The Latin books I found easily enough.  Some were copies of schoolboy Latin texts, familiar to me from my schooldays, and so worth having for that reason alone, to prompt errant memory.  Most were purchases from the days when I was developing QuickLatin.

But where were my Greek books?  I could find none at all.  I was looking vaguely for a basic grammar of NT Greek, which I knew that I had.  But no luck.  I was taken aback.  Where could they be?

After some time, my tired brain offered up a faint memory.  I dimly remembered a decision to dispose of them, of deciding that I would never look at Greek again, and of the need for more space and fewer books.  How I disposed of them I could not remember.  Did I give them to a charity shop?  I suspect that I did.  But gone they certainly were.  In truth I know that I hardly ever looked at any of them.  Maybe it was a good decision.  I hate clutter, and I have too many books.

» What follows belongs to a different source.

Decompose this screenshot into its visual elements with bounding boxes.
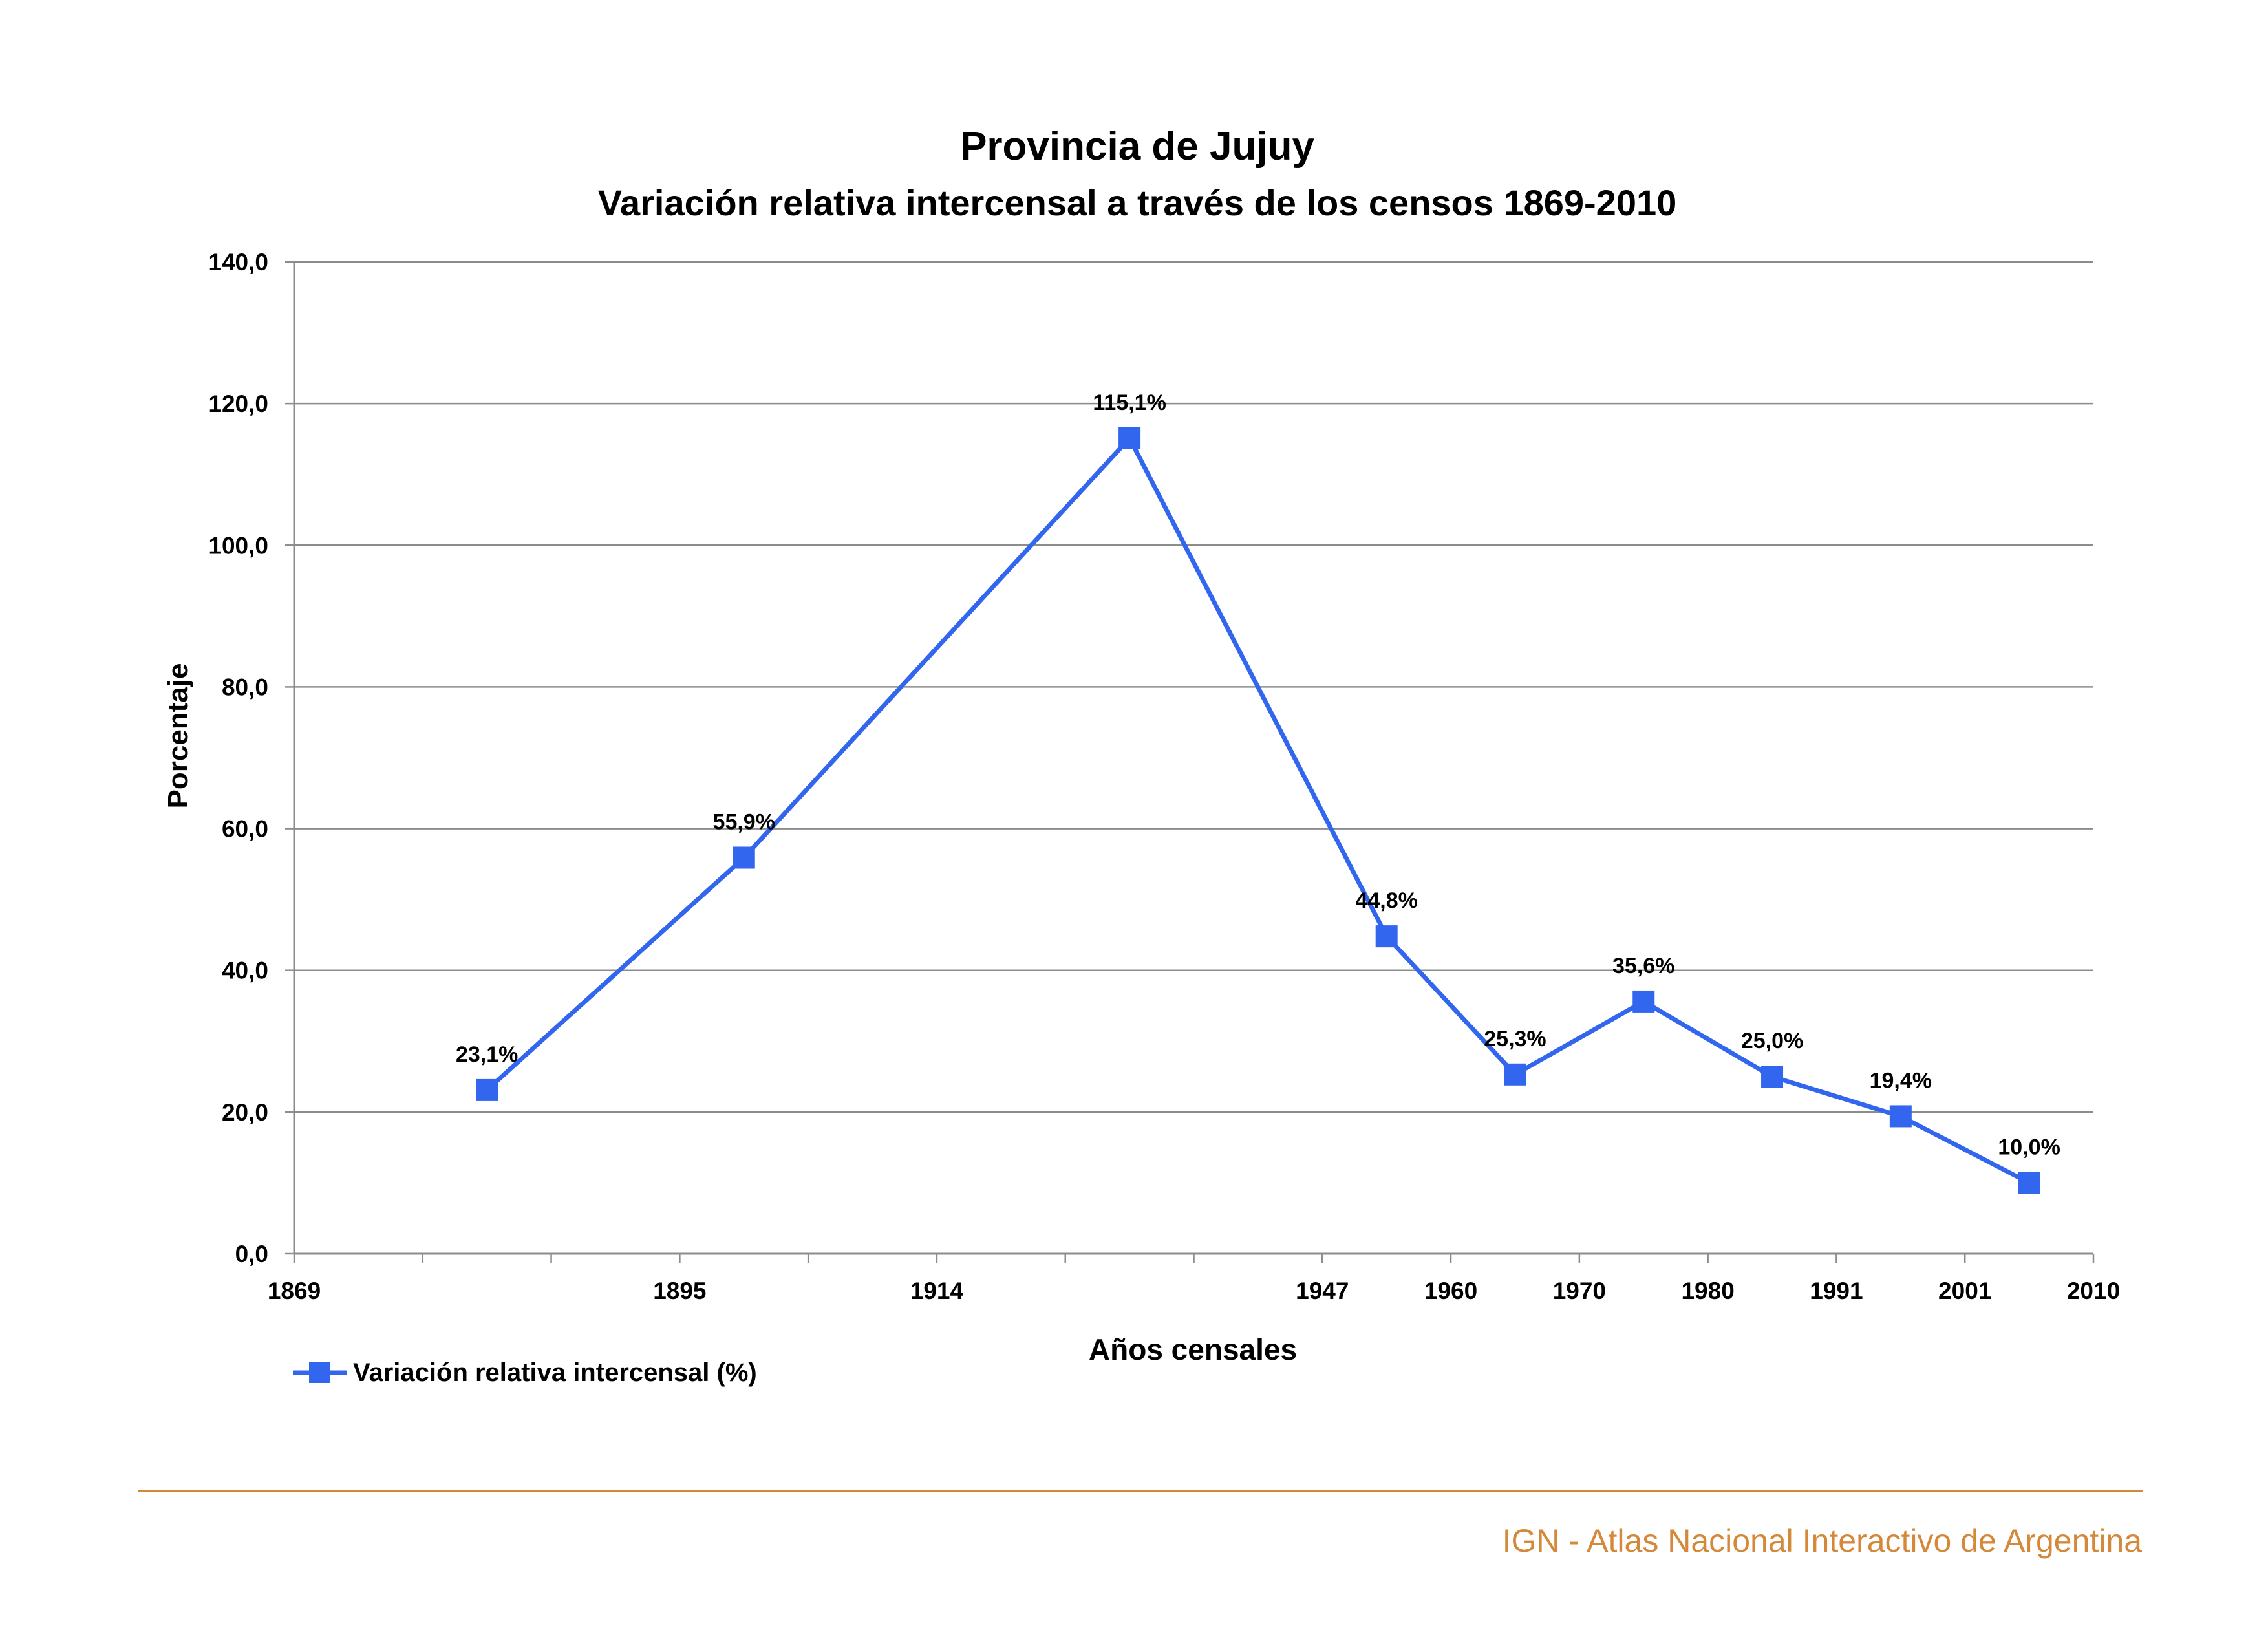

One book alone had survived, mainly – I recalled now – because I remembered annotating it when I was developing QuickGreek, and thinking that it was splendidly clear, comprehensive and concise.  It was James Morwood’s Oxford Grammar of Classical Greek (Oxford, 2001).  Off to bed I went, and turned it over in my hands.

Excellent it is indeed.  The first half was devoted to grammar; the second half to syntax.  I swiftly found the point I wanted, which – fortunately for me – was in line with my understanding.

As I handled it, a yellowed till receipt fell out from underneath the front cover.  This told me that I bought it in Cambridge, in Heffers Bookshop, together with two other books, for £9.99, in 2001.  Dimly I recalled making the purchase, downstairs in their classics department.  It seemed an age ago.

In those days I was quietly full of optimism.  My trips to Cambridge were a joy, usually undertaken in sunshine on a day-trip.  I would park at the university library, and photocopy articles.  At lunch I would walk into the city centre and buy books, and not a few of these.  The terrible experience of my first and only full-time job – fourteen wasted years of covert bullying, stress, sickness and misery – was behind me. For four years I had worked successfully and happily as a freelancer.  The Tertullian Project was well underway.  QuickLatin had been written during 1999. Most of it had been written in Microsoft Access in idle office hours on an incredibly misconceived government project that should have been completed in three months, but was running seven years late.  In 2001 I was starting to work on the never-to-be-finished QuickGreek project.  Books I needed, and Amazon was in its infancy.  Trips to Cambridge, and visits to its academic bookshops, were a delight, for it served to remind me of my Oxford days, a time when I was really very happy.

Seventeen years have passed since then.  They were good years, at least compared to those that went before.  I remember mostly sunshine.  They have passed very swiftly indeed.

It’s interesting to see that the book today is actually sold for less on Amazon UK than I paid for it 17 years ago – a mere £7.86 today in the UK ($15 on Amazon.com), and free postage with Amazon Prime.  How fortunate we are, to have Amazon.

The author, James Morwood, is dead, I see.  He was master of Wadham college, and he died last year.  This is a pity, for otherwise tonight I might have written to thank him.  It is indeed a fine, concise work.

I do not think that I shall buy back the lost Greek books.  These days much is online.  Still, looking for them brought back happy memories.  Those of us whose life is in books can always use more of those.